In recent weeks, Weber had repeated that Smith had to "keep his nose clean" and stick to the straight and narrow before he would be allowed to play at Illinois again.

But after an encounter with police last weekend outside a campus bar, Smith, a 21-year-old from Peoria, found himself in court Wednesday on allegations that he violated probation by drinking alcohol. The state's attorney's office filed a petition to revoke his probation and said in court that Smith had told police that night that he had had three beers. An officer who was aware that Smith was on probation had filed a report on the incident with the state's attorney's office.

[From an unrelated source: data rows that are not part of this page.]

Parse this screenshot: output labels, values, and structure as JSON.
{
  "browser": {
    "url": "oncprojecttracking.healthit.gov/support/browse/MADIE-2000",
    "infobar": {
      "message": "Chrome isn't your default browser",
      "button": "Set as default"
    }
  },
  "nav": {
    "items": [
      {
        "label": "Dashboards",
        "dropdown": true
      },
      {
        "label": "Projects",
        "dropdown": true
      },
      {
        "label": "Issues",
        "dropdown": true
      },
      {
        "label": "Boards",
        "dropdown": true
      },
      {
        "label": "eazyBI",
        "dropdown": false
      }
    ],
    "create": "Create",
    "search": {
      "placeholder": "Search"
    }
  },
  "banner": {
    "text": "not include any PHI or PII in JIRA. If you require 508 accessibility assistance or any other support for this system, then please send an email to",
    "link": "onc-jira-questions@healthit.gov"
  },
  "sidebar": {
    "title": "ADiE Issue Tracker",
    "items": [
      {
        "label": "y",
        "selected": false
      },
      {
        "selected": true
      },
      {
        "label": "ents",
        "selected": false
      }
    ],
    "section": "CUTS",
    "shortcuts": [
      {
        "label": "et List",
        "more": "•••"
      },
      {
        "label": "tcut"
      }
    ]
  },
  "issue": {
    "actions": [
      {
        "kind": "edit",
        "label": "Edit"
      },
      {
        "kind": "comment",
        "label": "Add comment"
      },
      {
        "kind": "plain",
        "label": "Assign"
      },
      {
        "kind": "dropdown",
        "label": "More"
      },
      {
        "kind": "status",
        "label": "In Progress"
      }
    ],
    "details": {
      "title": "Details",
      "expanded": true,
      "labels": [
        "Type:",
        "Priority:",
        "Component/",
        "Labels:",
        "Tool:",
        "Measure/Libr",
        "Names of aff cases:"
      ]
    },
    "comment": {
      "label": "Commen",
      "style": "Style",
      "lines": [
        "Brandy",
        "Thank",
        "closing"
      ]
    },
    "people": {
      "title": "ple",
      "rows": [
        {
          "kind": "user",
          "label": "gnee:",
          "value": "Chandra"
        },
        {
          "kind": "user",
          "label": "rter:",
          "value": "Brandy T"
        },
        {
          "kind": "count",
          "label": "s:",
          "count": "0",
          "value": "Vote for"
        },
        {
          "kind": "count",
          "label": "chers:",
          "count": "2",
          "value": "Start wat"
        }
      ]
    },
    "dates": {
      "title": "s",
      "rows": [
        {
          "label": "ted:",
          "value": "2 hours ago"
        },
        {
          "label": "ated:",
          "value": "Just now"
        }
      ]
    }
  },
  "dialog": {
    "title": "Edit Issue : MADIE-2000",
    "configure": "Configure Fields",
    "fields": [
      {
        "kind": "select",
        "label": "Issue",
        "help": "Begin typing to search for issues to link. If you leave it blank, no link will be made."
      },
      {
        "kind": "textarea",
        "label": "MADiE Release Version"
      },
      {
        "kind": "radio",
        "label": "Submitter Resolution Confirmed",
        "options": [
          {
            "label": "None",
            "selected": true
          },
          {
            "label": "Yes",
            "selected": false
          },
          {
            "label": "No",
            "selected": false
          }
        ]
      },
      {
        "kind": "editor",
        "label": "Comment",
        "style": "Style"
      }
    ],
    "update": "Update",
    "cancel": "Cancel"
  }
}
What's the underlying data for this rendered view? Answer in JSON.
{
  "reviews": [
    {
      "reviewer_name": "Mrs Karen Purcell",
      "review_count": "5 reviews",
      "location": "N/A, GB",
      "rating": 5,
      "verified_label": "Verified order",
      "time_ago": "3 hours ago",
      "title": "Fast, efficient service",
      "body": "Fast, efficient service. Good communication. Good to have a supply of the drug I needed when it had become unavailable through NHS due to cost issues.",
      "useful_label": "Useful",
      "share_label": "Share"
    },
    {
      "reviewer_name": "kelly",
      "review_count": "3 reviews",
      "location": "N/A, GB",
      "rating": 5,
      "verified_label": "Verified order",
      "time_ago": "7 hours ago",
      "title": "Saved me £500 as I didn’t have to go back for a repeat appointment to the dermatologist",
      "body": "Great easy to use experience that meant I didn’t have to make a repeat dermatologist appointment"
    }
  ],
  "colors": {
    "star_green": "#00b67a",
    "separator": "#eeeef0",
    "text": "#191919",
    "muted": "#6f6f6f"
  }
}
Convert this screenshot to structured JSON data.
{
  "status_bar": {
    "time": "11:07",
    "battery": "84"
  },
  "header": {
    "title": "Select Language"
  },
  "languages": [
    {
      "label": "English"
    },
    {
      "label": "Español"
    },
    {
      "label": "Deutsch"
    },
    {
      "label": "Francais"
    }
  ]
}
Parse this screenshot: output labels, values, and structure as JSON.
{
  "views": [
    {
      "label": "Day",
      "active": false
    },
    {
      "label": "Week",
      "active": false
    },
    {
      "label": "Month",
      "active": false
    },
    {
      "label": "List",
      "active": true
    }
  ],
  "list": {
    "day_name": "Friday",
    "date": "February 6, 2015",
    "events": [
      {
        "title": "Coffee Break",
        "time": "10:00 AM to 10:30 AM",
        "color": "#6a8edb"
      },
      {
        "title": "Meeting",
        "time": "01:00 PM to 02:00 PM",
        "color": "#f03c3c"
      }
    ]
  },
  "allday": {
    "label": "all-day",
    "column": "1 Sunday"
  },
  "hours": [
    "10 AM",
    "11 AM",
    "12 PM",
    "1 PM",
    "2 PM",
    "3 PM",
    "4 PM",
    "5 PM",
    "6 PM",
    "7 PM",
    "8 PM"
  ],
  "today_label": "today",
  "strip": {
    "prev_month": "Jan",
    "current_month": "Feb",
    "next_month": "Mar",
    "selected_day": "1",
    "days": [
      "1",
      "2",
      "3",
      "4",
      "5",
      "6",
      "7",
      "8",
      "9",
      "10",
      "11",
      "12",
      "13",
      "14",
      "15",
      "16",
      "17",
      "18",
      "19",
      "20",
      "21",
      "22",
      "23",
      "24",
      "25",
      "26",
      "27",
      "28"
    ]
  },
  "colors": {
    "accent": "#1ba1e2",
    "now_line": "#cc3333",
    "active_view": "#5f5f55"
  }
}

Assistant state's attorney Dan Jackson told the court that a condition of Smith's probation was that he refrain from drinking alcohol. Smith's lawyer, Mark Lipton, denied the accusation, and Judge Richard Klaus set a hearing on the petition for revocation for Sept. 17.

Smith's legal troubles began with a February 2007 car accident that injured teammate Brian Carlwell. Smith was sentenced in May 2007 to two weeks in jail and two years of probation after he pleaded guilty to a charge of aggravated driving under the influence of alcohol causing great bodily harm.

About two months after the sentencing, in August 2007, Weber announced Smith would be forced to sit out that season with the possibility of returning to the team "if all obligations are met." Since March, Weber had indicated that Smith was on track to rejoin the team for the 2008-2009 season if he continued to avoid trouble.

But last weekend's incident apparently left Weber and the UI with no other choice but to cut ties – at least in a basketball sense – with the talented shooting guard. He played 53 games at Illinois, averaging eight points, often showing the promise of a star in practice sessions.

Smith gave fans a glimpse of what the future might hold with 19 points in 21 minutes in the first game of his sophomore season, the 2006-07 campaign. But he rarely returned to that form, and the car accident ended his season and, ultimately, his Illinois career. His final game at Illinois was at Indiana on Feb. 10, 2007, almost 18 months ago.

"Our entire team and coaching staff are obviously very disappointed he will not be with us," Weber said. "We will continue to do everything we can to help him continue his academic career and achieve his goal of graduation."

Weber said about two weeks ago that Smith is on pace to graduate in May.

Whether he will remain at the UI is unknown, though it seems unlikely. He has two seasons of college eligibility remaining and could play immediately at a lower-level program. He would have to sit out a season if he transfers to another Division I program.